Would that these two men had possessed the technology of our own times. The Lewis & Griffiths Podcast - or, better, The Alan and Clive Show - would have been well worth a listen. Their letters hint at a sometimes-tempestuous relationship, founded on contested ideas, East and West.
And yet what they shared was more important: a conviction that the materialist philosophies and trends of their day - Freud, Marx, literary modernism - were two-dimensional, and ultimately doomed. That thread of desire - what Griffiths, borrowing from William Blake, called the ‘golden string’ - led them somewhere else entirely. Both hoped to persuade others to brave that journey for themselves.

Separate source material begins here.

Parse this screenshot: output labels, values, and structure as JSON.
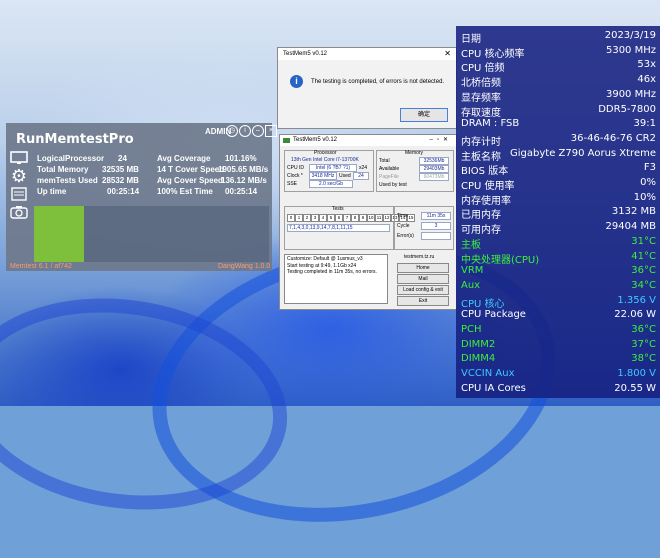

The two men’s interests feel very timely now, especially where this cultural trend towards serious interest in Christianity is concerned. Are people primarily nostalgic for a more ordered, civil past - in which case a materialist viewpoint plus good behaviour might be enough? Or are they picking up the scent of something more?
Left to right: Jem Bloomfield, Justin Brierley, Ruth Jackson, Meg Thomson and yours truly, pondering some tinsel. Note the well-loved copy of Surprised by Joy!
Sitting each day in front of a bookshelf with my well-thumbed copy of (a 1970s edition of) The Lion, the Witch and the Wardrobe, this was a joy to read and reflect on. I might suggest that it is the 60th anniversary of the death of the "Irish" writer C S Lewis, but I feel he is more than big enough for all of us to share. Thank you for this, and for your blog, which I hope to continue to enjoy.